1. Myocardial infarction (MI) poses a significant risk for sudden cardiac death. The effectiveness of angiotensin-converting enzyme (ACE) inhibitors and AT1 receptor blockade in attenuating unfavourable post-MI outcomes indicates an important role for angiotensin (Ang) II signalling in the post-MI remodelling process. 2. AT1 and AT2 receptor expression is known to be altered during the early postinjury period and at the later failure stage in the infarcted heart. The aim of the present investigation was to characterize AngII receptor expression shifts in the intermediate, adaptive phases of post-MI hypertrophic remodelling. 3. The present study investigated relative cardiac AT1 and AT2 receptor expression levels using semiquantitative reverse transcription-polymerase chain reaction (GAPDH normalized) in rats at 4 and 20 weeks after ligation of the left anterior descending coronary artery. 4. Heart weight and normalized heart weight were significantly higher in the MI group than in the sham group 4 weeks post-MI, with significant hypertrophy of the left ventricle, left atrium and right ventricle in MI rats.
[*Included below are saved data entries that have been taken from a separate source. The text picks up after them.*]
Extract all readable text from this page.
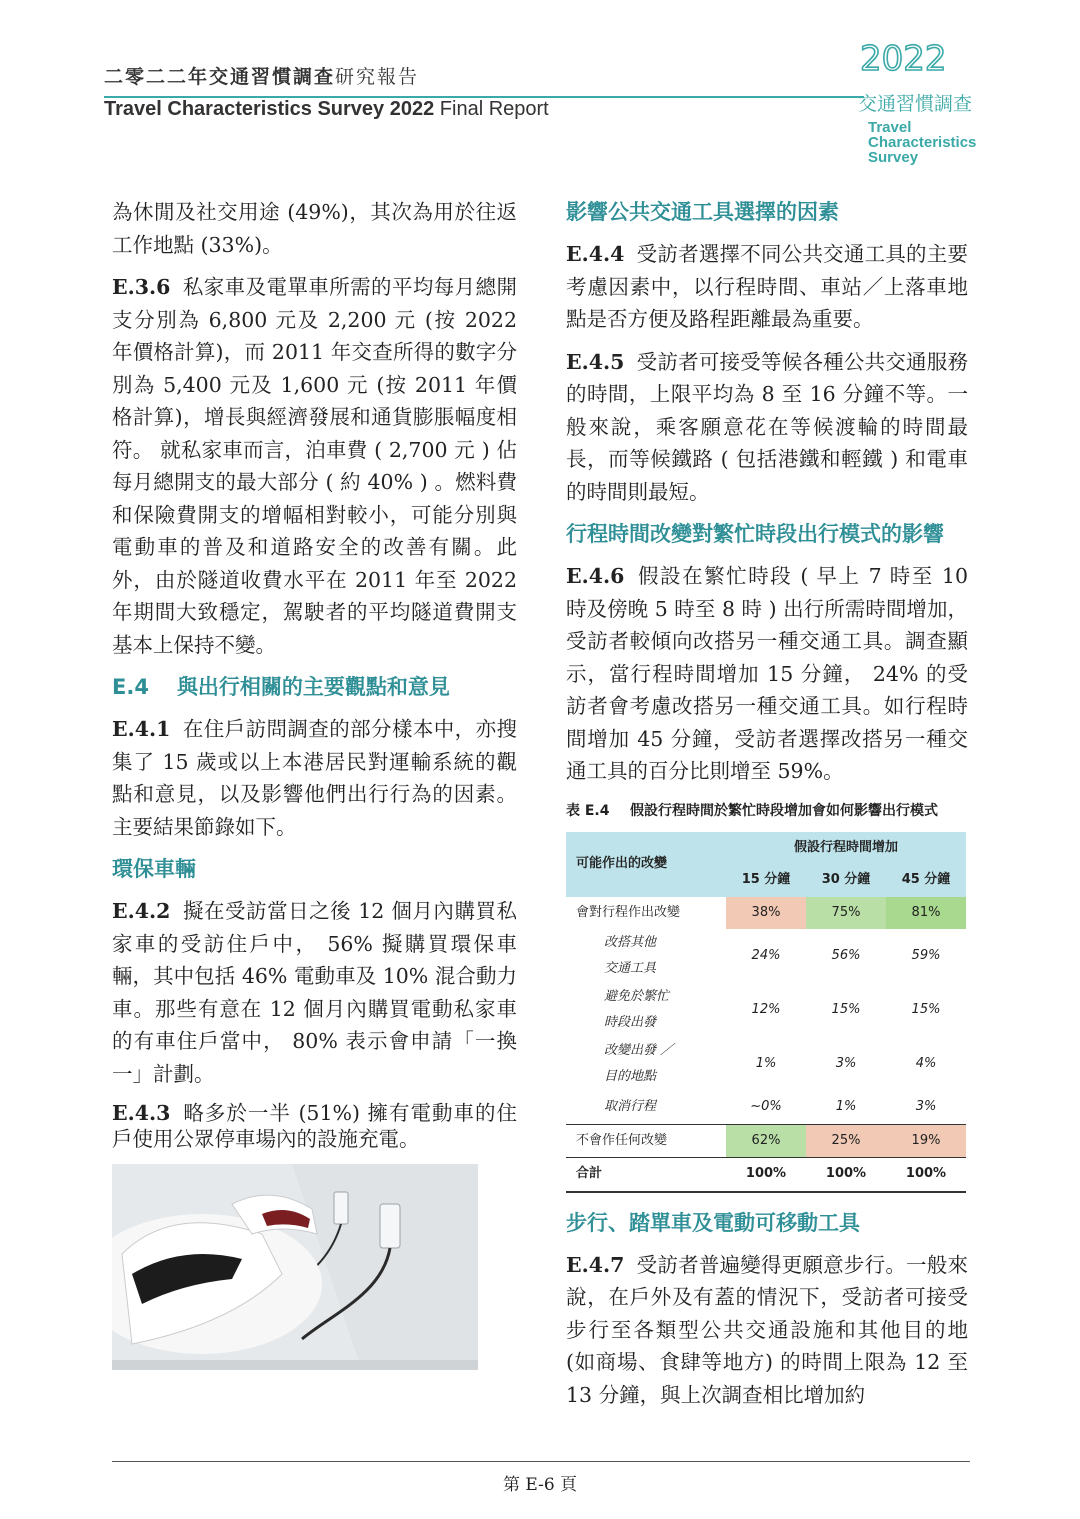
二零二二年交通習慣調查研究報告
Travel Characteristics Survey 2022 Final Report
2022
交通習慣調查
Travel
Characteristics
Survey

為休閒及社交用途 (49%)，其次為用於往返工作地點 (33%)。

E.3.6 私家車及電單車所需的平均每月總開支分別為 6,800 元及 2,200 元 (按 2022 年價格計算)，而 2011 年交查所得的數字分別為 5,400 元及 1,600 元 (按 2011 年價格計算)，增長與經濟發展和通貨膨脹幅度相符。 就私家車而言，泊車費 ( 2,700 元 ) 佔每月總開支的最大部分 ( 約 40% ) 。燃料費和保險費開支的增幅相對較小，可能分別與電動車的普及和道路安全的改善有關。此外，由於隧道收費水平在 2011 年至 2022 年期間大致穩定，駕駛者的平均隧道費開支基本上保持不變。

E.4 與出行相關的主要觀點和意見

E.4.1 在住戶訪問調查的部分樣本中，亦搜集了 15 歲或以上本港居民對運輸系統的觀點和意見，以及影響他們出行行為的因素。主要結果節錄如下。

環保車輛

E.4.2 擬在受訪當日之後 12 個月內購買私家車的受訪住戶中， 56% 擬購買環保車輛，其中包括 46% 電動車及 10% 混合動力車。那些有意在 12 個月內購買電動私家車的有車住戶當中， 80% 表示會申請「一換一」計劃。

E.4.3 略多於一半 (51%) 擁有電動車的住戶使用公眾停車場內的設施充電。

影響公共交通工具選擇的因素

E.4.4 受訪者選擇不同公共交通工具的主要考慮因素中，以行程時間、車站／上落車地點是否方便及路程距離最為重要。

E.4.5 受訪者可接受等候各種公共交通服務的時間，上限平均為 8 至 16 分鐘不等。一般來說，乘客願意花在等候渡輪的時間最長，而等候鐵路 ( 包括港鐵和輕鐵 ) 和電車的時間則最短。

行程時間改變對繁忙時段出行模式的影響

E.4.6 假設在繁忙時段 ( 早上 7 時至 10 時及傍晚 5 時至 8 時 ) 出行所需時間增加，受訪者較傾向改搭另一種交通工具。調查顯示，當行程時間增加 15 分鐘， 24% 的受訪者會考慮改搭另一種交通工具。如行程時間增加 45 分鐘，受訪者選擇改搭另一種交通工具的百分比則增至 59%。

表 E.4	假設行程時間於繁忙時段增加會如何影響出行模式
可能作出的改變	假設行程時間增加		
	15 分鐘	30 分鐘	45 分鐘
會對行程作出改變	38%	75%	81%
改搭其他
交通工具	24%	56%	59%
避免於繁忙
時段出發	12%	15%	15%
改變出發 ／
目的地點	1%	3%	4%
取消行程	~0%	1%	3%
不會作任何改變	62%	25%	19%
合計	100%	100%	100%
步行、踏單車及電動可移動工具

E.4.7 受訪者普遍變得更願意步行。一般來說，在戶外及有蓋的情況下，受訪者可接受步行至各類型公共交通設施和其他目的地 (如商場、食肆等地方) 的時間上限為 12 至 13 分鐘，與上次調查相比增加約

第 E-6 頁
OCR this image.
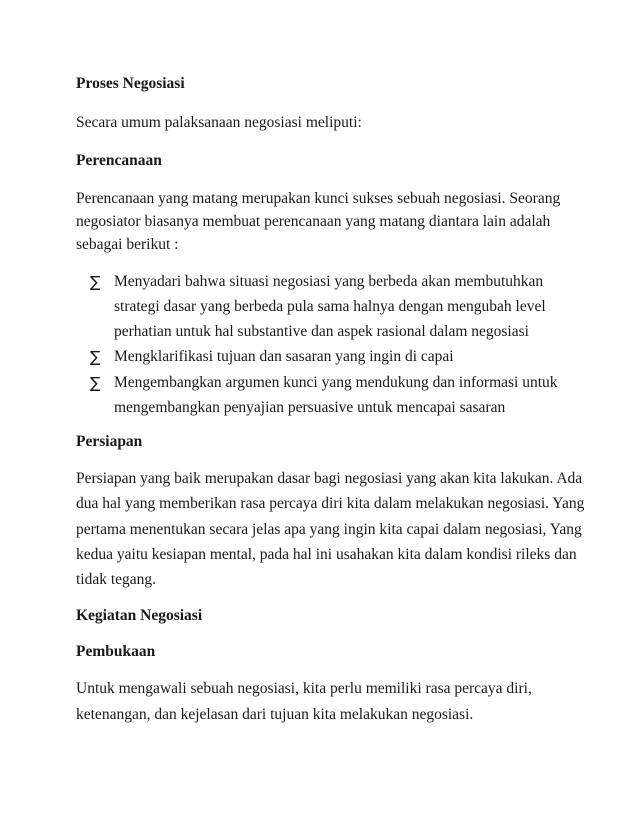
Proses Negosiasi
Secara umum palaksanaan negosiasi meliputi:
Perencanaan
Perencanaan yang matang merupakan kunci sukses sebuah negosiasi. Seorang
negosiator biasanya membuat perencanaan yang matang diantara lain adalah
sebagai berikut :
∑ Menyadari bahwa situasi negosiasi yang berbeda akan membutuhkan
strategi dasar yang berbeda pula sama halnya dengan mengubah level
perhatian untuk hal substantive dan aspek rasional dalam negosiasi
∑ Mengklarifikasi tujuan dan sasaran yang ingin di capai
∑ Mengembangkan argumen kunci yang mendukung dan informasi untuk
mengembangkan penyajian persuasive untuk mencapai sasaran
Persiapan
Persiapan yang baik merupakan dasar bagi negosiasi yang akan kita lakukan. Ada
dua hal yang memberikan rasa percaya diri kita dalam melakukan negosiasi. Yang
pertama menentukan secara jelas apa yang ingin kita capai dalam negosiasi, Yang
kedua yaitu kesiapan mental, pada hal ini usahakan kita dalam kondisi rileks dan
tidak tegang.
Kegiatan Negosiasi
Pembukaan
Untuk mengawali sebuah negosiasi, kita perlu memiliki rasa percaya diri,
ketenangan, dan kejelasan dari tujuan kita melakukan negosiasi.
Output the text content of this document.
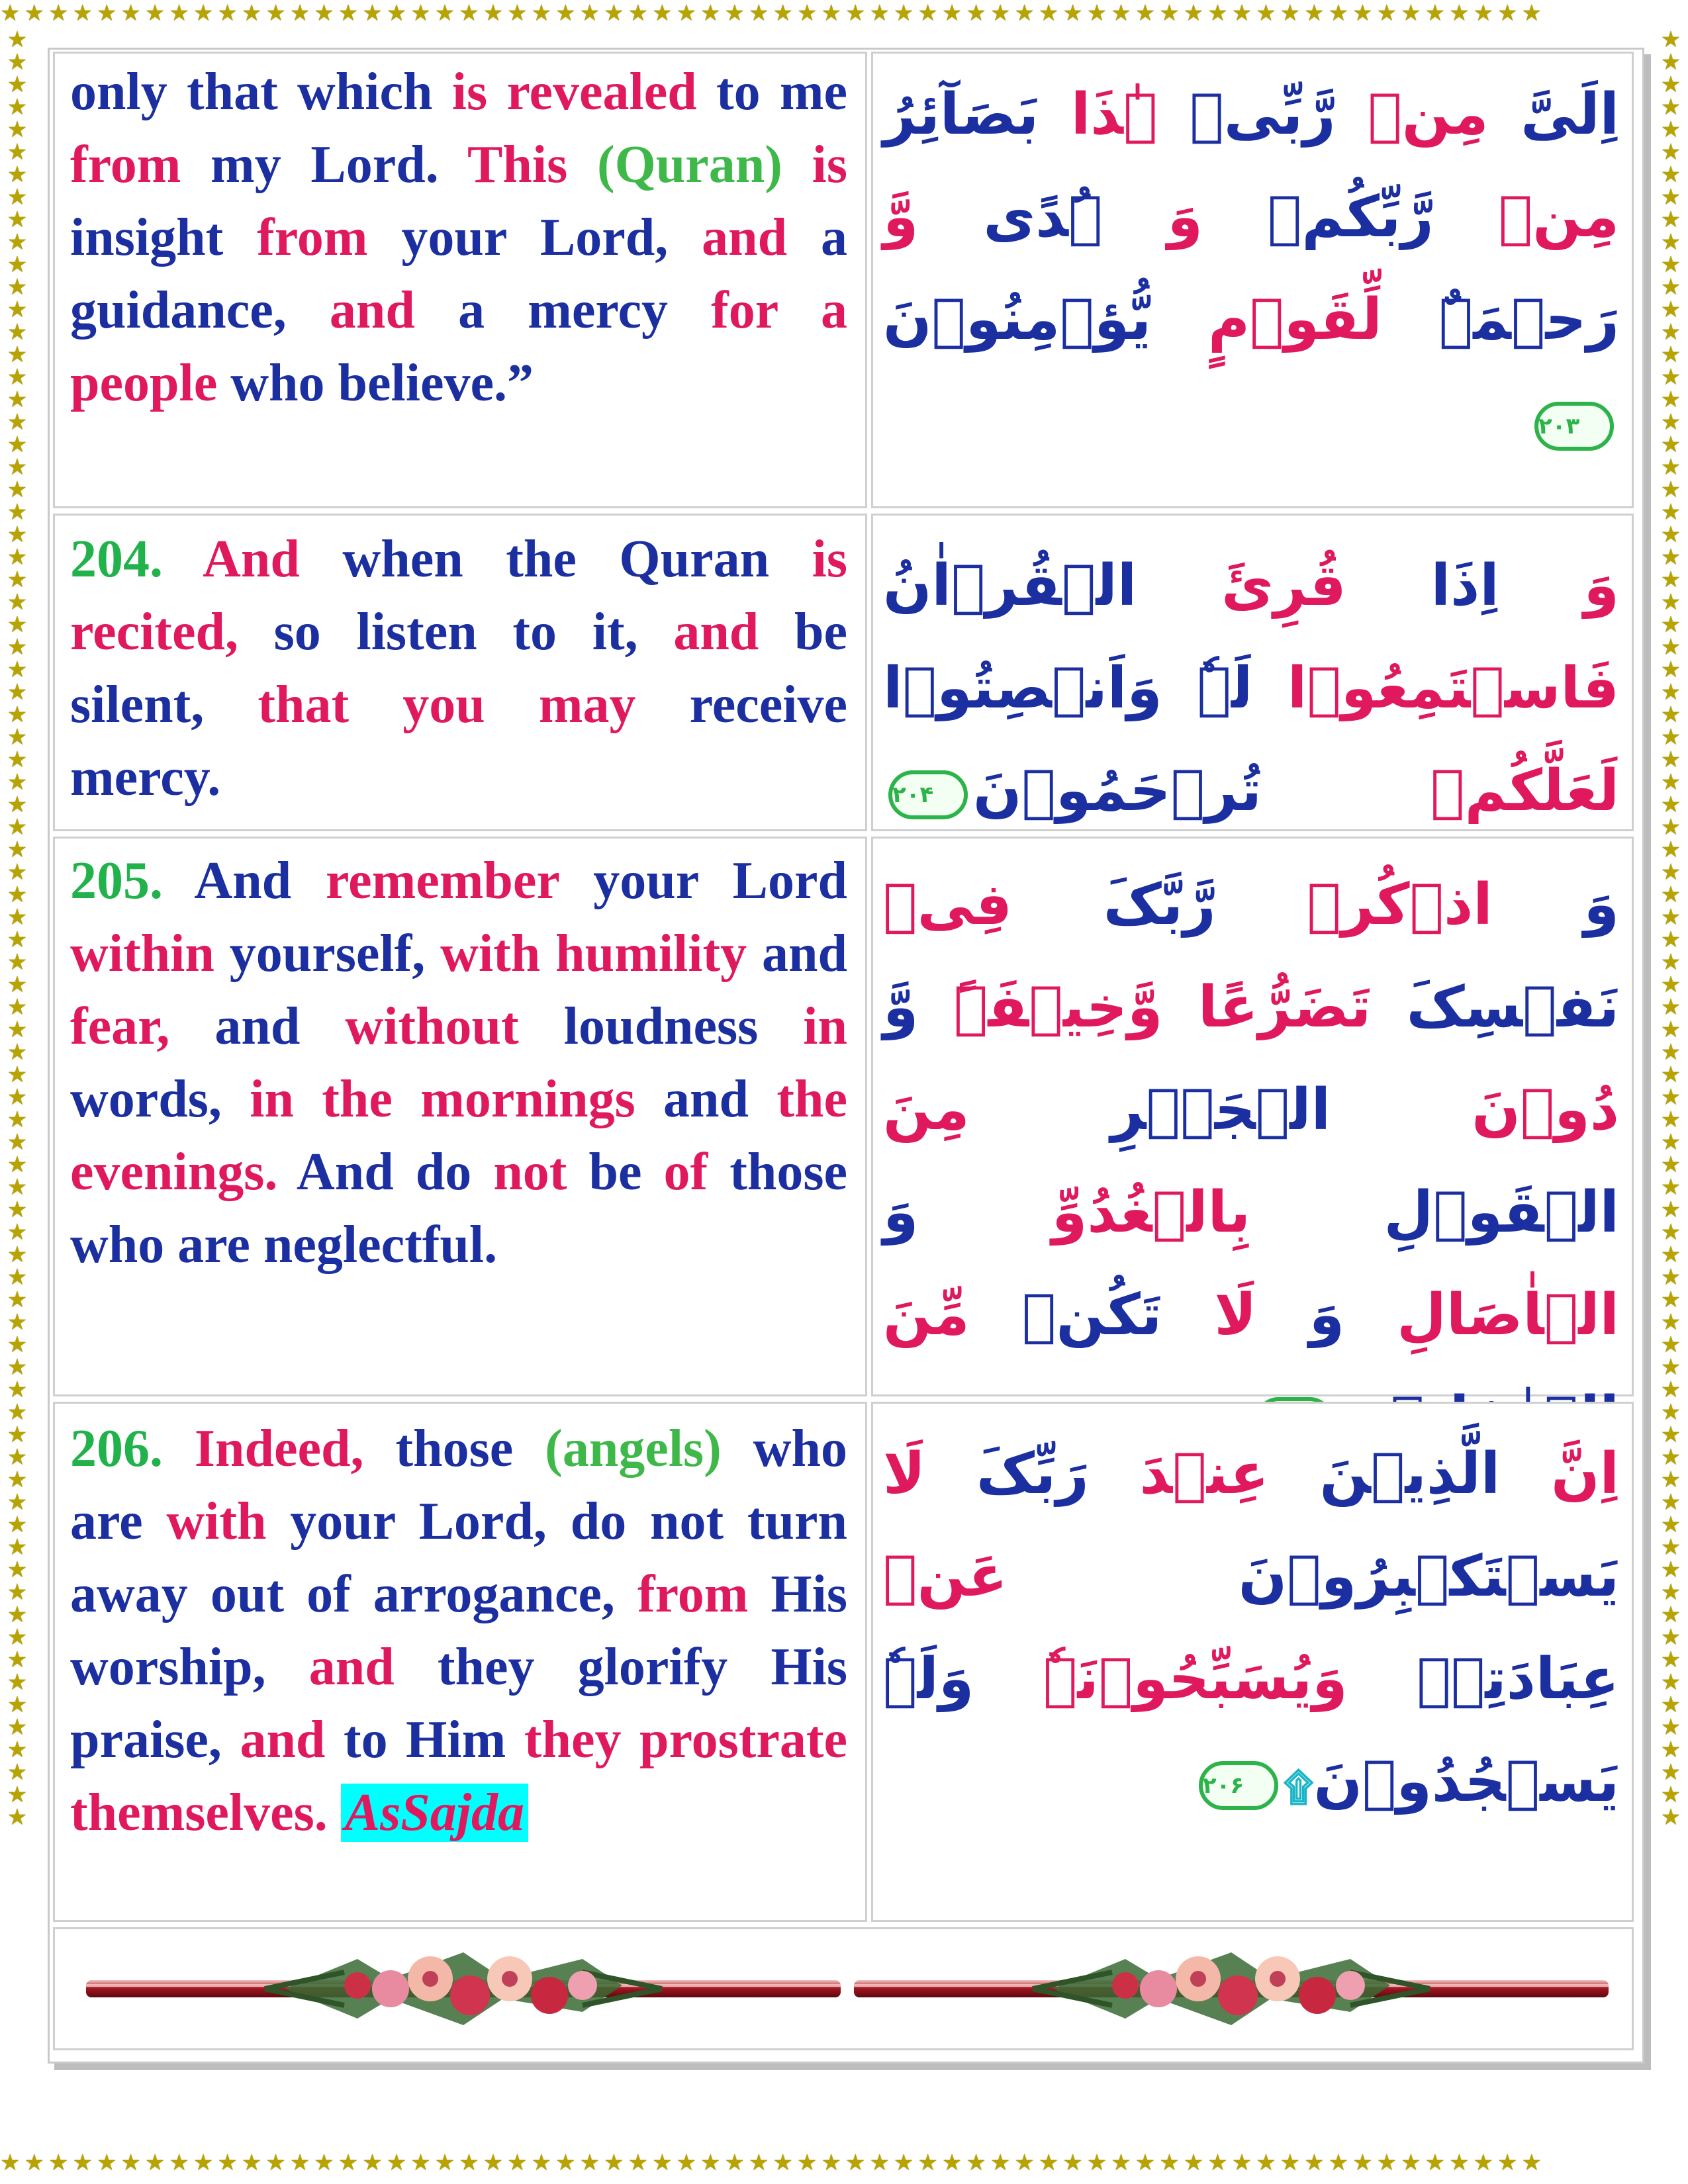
★★★★★★★★★★★★★★★★★★★★★★★★★★★★★★★★★★★★★★★★★★★★★★★★★★★★★★★★★★★★★★★★
★★★★★★★★★★★★★★★★★★★★★★★★★★★★★★★★★★★★★★★★★★★★★★★★★★★★★★★★★★★★★★★★
★★★★★★★★★★★★★★★★★★★★★★★★★★★★★★★★★★★★★★★★★★★★★★★★★★★★★★★★★★★★★★★★★★★★★★★★★★★★★★★★
★★★★★★★★★★★★★★★★★★★★★★★★★★★★★★★★★★★★★★★★★★★★★★★★★★★★★★★★★★★★★★★★★★★★★★★★★★★★★★★★
only that which is revealed to me from my Lord. This (Quran) is insight from your Lord, and a guidance, and a mercy for a people who believe.”
اِلَیَّ مِنۡ رَّبِّیۡ ہٰذَا بَصَآئِرُ مِنۡ رَّبِّکُمۡ وَ ہُدًی وَّ رَحۡمَۃٌ لِّقَوۡمٍ یُّؤۡمِنُوۡنَ۲۰۳
204. And when the Quran is recited, so listen to it, and be silent, that you may receive mercy.
وَ اِذَا قُرِیَٔ الۡقُرۡاٰنُ فَاسۡتَمِعُوۡا لَہٗ وَاَنۡصِتُوۡا لَعَلَّکُمۡ تُرۡحَمُوۡنَ۲۰۴
205. And remember your Lord within yourself, with humility and fear, and without loudness in words, in the mornings and the evenings. And do not be of those who are neglectful.
وَ اذۡکُرۡ رَّبَّکَ فِیۡ نَفۡسِکَ تَضَرُّعًا وَّخِیۡفَۃً وَّ دُوۡنَ الۡجَہۡرِ مِنَ الۡقَوۡلِ بِالۡغُدُوِّ وَ الۡاٰصَالِ وَ لَا تَکُنۡ مِّنَ
206. Indeed, those (angels) who are with your Lord, do not turn away out of arrogance, from His worship, and they glorify His praise, and to Him they prostrate themselves. AsSajda
اِنَّ الَّذِیۡنَ عِنۡدَ رَبِّکَ لَا یَسۡتَکۡبِرُوۡنَ عَنۡ عِبَادَتِہٖ وَیُسَبِّحُوۡنَہٗ وَلَہٗ یَسۡجُدُوۡنَ۩۲۰۶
At 20 weeks post-MI, left ventricular hypertrophy remained significant, whereas the mass of the other cardiac tissues was not different to that of sham controls. 5. AT2 receptor expression was markedly reduced in both the non-infarct and infarcted areas of the left ventricular wall in the MI group compared with the sham-operated group 4 weeks after surgery. Expression levels were reduced to 8 and 13% of sham values in the viable and scar tissue regions, respectively. By 20 weeks post-MI, there was no evidence of AT2 receptor expression suppression in the left ventricle. No significant relative changes in AT1 receptor mRNA levels were observed at either 4 or 20 weeks post-MI. 6. The present study demonstrates, for the first time, a selective downregulation of left ventricular AT2 receptor expression in the intermediate phase of post-MI ventricular remodelling in the rat. This downregulation may provide an enhanced AT1 receptor-mediated compensatory progrowth signal in the early adaptive post-MI growth phase. A more detailed understanding of the time-course of differential AT1 and AT2 receptor expression regulation post-MI may potentially identify an optimal window for targeted pharmacological intervention in the treatment of MI.